Tätigkeit: In der ersten Zeit der Nazibewegung betätigten sich die Sturmtruppen der SA als der »starke Arm der Partei«. Sie nahmen an Saalschlachten teil und wurden bei Straßengefechten in Kämpfen gegen politische Widersacher eingesetzt. Die SA wurde auch zur Verbreitung der Nazi-Weltanschauung und -Propaganda verwendet und legte besonderen Nachdruck auf antisemitische Propaganda, auf die Lehre vom »Lebensraum«, auf die Revision des Versailler Vertrages und auf die Wiedergewinnung der deutschen Kolonien.

Nach der Machtübernahme durch die Nazis, und insbesondere nach den Wahlen vom 5. März 1933, spielte die SA bei Errichtung der Nazi-Schreckensherrschaft über Deutschland eine bedeutende Rolle. Die SA. beging Gewalttätigkeiten gegen die Juden und wurde dazu verwendet, politische Widersacher zu verhaften; sie bewachte Konzentrationslager, in denen sie ihre Gefangenen brutalen Mißhandlungen aussetzte.

[308] Am 30. Juni und 1. und 2. Juli 1934 wurde eine Säuberung unter den SA-Führern durchgeführt. Als Vorwand für diese Säuberung, in deren Verlauf Röhm, der Stabschef der SA, und viele andere SA-Führer getötet wurden, war das Bestehen eines Komplottes gegen Hitler angegeben worden. Als Folge dieser Säuberung gingen Einfluß und Macht der SA stark zurück. Nach 1934 nahm sie an politischer Bedeutung schnell ab.

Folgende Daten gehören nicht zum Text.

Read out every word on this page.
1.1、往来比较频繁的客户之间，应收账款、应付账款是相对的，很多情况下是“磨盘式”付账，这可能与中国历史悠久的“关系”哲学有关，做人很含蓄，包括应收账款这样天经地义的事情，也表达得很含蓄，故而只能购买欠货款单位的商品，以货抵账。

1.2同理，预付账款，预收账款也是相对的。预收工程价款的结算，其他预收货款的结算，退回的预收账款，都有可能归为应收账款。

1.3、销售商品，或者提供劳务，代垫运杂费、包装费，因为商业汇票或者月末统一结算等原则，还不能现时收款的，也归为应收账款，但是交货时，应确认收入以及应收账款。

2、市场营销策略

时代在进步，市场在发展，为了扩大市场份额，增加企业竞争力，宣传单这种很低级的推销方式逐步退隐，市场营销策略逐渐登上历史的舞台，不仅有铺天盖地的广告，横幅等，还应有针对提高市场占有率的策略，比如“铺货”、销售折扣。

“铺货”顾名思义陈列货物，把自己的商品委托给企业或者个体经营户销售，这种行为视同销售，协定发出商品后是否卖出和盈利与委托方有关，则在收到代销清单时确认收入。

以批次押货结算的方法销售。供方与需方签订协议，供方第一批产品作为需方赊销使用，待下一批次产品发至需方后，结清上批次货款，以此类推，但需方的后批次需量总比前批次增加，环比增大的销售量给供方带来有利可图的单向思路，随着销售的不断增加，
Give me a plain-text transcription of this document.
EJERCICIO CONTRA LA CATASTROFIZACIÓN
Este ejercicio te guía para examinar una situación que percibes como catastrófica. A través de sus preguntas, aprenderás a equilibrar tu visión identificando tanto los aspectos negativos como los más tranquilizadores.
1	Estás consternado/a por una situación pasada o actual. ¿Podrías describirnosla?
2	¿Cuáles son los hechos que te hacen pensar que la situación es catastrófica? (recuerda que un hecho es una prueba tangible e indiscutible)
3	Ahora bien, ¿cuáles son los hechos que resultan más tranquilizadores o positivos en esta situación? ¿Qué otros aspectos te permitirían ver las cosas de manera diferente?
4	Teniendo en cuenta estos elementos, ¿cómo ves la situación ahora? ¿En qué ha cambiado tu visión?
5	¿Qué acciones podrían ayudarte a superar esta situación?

Nach 1934 befaßte sich die SA mit gewissen Formen militärischer oder halbmilitärischer Ausbildung. Die SA fuhr fort, sich mit der Verbreitung von Nazi-Propaganda zu befassen. Vereinzelte SA-Einheiten waren sogar mit jenen Maßnahmen verknüpft, die zum Angriffskrieg und zur Begehung von Kriegsverbrechen und Verbrechen gegen die Menschlichkeit führten. SA-Einheiten waren unter den ersten, die Österreich im März 1938 besetzten. Die SA stellte eine Menge Männer und einen großen Teil der Ausrüstung für das Sudetenfreikorps Henleins, obwohl dieses Korps während seiner Operationen in der Tschechoslowakei augenscheinlich unter der Befehlsgewalt der SS stand.

Nach der Besetzung Polens wurde die SA-Gruppe Sudeten für den Transport von Kriegsgefangenen eingesetzt. SA-Einheiten wurden zur Bewachung von Gefangenen in Danzig, Posen, Schlesien und den Baltischen Staaten verwendet.

Einige SA-Einheiten fanden bei den Juden-Pogromen des 10. und 11. November 1938 Verwendung, um Synagogen in die Luft zu sprengen. SA-Gruppen beteiligten sich auch an der Mißhandlung von Juden in den Ghettos von Wilna und Kowno.


Quelle:
Der Prozeß gegen die Hauptkriegsverbrecher vor dem Internationalen Gerichtshof Nürnberg. Nürnberg 1947, Bd. 1, S. 307-309.